What can be expected if peace comes? What should we be prepared to do about it?

But as our investigation proceeded it became apparent that certain other questions had to be faced.

  • What, for instance, are the real functions of war in modern societies, beyond the ostensible ones of defending and advancing the "national interests" of nations?

  • In the absence of war, what other institutions exist or might be devised to fulfill these functions?

  • Granting that a "peaceful" settlement of disputes is within the range of current international relationships, is the abolition of war, in the broad sense, really possible?

  • If so, is it necessarily desirable, in terms of social stability?

  • If not, what can be done to improve the operation of our social system in respect to its war-readiness?

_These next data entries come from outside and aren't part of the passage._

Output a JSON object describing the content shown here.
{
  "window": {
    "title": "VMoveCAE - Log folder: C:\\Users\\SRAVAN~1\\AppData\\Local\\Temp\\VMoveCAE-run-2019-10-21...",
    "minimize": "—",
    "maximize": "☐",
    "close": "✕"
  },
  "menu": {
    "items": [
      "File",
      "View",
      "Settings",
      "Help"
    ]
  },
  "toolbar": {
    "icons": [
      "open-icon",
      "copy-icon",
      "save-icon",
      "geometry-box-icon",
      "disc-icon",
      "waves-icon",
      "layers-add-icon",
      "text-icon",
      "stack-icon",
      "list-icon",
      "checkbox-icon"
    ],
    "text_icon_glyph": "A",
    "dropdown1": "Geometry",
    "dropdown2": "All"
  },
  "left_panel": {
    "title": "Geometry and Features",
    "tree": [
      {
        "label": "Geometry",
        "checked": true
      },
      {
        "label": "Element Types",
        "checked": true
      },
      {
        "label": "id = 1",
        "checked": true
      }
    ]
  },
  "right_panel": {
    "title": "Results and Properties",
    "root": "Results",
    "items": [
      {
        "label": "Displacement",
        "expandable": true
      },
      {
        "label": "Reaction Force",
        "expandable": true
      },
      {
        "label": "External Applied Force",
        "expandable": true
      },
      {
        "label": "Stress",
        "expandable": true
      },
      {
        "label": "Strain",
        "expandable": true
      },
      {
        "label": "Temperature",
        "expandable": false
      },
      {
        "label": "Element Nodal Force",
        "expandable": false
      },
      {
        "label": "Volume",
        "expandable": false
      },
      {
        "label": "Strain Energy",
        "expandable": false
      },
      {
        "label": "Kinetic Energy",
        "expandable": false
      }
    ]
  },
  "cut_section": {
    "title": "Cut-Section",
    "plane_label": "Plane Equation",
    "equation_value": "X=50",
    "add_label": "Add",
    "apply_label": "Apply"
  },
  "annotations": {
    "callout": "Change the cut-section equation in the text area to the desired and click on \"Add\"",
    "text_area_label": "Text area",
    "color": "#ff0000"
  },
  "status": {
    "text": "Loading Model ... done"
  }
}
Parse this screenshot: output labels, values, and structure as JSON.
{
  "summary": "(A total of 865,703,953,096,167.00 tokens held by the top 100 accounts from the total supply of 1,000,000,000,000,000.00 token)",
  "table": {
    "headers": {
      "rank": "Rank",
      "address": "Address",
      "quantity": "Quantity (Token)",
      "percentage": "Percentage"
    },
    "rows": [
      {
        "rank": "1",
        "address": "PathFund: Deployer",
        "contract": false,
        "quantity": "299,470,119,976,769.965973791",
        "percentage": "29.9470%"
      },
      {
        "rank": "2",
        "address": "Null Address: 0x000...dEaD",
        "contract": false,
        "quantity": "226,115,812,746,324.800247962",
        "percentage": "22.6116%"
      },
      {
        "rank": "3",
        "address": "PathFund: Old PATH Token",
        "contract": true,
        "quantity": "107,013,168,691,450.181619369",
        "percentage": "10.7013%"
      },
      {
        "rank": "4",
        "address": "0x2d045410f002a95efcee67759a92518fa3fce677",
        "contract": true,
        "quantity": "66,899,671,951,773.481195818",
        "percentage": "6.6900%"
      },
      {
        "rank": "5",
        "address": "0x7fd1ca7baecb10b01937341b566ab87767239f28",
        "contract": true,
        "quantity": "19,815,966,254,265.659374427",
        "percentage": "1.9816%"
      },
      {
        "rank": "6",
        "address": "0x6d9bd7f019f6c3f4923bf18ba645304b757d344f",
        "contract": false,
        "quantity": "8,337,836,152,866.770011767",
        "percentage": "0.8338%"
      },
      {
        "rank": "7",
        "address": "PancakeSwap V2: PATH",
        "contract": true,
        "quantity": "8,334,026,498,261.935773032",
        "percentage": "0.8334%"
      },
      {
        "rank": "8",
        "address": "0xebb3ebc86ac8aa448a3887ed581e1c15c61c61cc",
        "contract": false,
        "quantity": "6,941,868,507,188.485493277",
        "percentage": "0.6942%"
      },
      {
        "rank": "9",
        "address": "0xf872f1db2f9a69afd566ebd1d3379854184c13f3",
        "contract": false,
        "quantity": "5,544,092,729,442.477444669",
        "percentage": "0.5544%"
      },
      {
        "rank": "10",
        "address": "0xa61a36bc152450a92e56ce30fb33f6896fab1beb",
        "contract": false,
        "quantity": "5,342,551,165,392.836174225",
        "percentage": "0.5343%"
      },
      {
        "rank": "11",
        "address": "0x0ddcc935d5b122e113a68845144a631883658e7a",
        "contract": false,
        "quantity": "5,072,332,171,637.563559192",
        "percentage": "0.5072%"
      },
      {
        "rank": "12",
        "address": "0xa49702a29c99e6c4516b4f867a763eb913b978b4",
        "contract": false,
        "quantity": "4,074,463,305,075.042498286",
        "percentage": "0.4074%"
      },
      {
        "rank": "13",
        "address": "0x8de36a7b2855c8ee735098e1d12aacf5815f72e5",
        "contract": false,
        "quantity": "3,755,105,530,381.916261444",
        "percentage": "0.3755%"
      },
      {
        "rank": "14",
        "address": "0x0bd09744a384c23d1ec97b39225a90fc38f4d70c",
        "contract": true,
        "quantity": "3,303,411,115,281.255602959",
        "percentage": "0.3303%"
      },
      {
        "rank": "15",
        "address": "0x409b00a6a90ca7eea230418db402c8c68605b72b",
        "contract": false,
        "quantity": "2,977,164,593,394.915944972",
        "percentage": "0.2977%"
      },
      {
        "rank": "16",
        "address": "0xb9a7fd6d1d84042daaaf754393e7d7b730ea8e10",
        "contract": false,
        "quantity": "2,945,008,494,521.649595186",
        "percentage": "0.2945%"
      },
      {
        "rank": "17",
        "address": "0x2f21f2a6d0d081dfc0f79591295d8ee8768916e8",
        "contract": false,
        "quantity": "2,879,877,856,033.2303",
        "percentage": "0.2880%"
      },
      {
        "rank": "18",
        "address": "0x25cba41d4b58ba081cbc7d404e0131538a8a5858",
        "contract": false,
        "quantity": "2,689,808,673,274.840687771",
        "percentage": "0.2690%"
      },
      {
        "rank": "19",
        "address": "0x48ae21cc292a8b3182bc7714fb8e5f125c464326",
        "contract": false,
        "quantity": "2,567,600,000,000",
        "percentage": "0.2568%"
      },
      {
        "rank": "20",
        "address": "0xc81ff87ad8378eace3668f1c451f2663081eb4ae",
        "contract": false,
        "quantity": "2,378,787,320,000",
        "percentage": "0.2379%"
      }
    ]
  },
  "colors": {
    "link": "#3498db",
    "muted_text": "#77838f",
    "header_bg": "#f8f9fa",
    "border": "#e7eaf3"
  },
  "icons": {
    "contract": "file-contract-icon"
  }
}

The word peace, as we have used it in the following pages, describes a permanent, or quasi-permanent, condition entirely free from the national exercise, or contemplation, of any form of the organized social violence, or threat of violence, generally known as war. It implies total and general disarmament. It is not used to describe the more familiar condition of "cold war," "armed peace, " or other mere respite, long or short, from armed conflict. Nor is it used simply as a synonym for the political settlement of international differences.

 

The magnitude of modern means of mass destruction and the speed of modern communications require the unqualified working definition given above; only a generation ago such an absolute description would have seemed utopian rather than pragmatic. Today, any modification of this definition would render it almost worthless for our purpose. By the same standard, we have used the word war to apply interchangeably to conventional ("hot") war, to the general condition of war preparation or war readiness, and to the general "war system." The sense intended is made clear in context.

The first section of our Report deals with its scope and with the assumptions on which our study was based. The second considers the effects of disarmament on the economy, the subject of most peace research to date. The third takes up so-called "disarmament scenarios" which have been proposed.

 

The fourth, fifth, and sixth examine the nonmilitary functions of war and the problems they raise for a viable transition to peace; here will be found some indications of the true dimensions of the problem, not previously coordinated in any other study.

 

In the seventh section we summarize our findings, and in the eighth we set forth our recommendations for what we believe to be a practical and necessary course of action.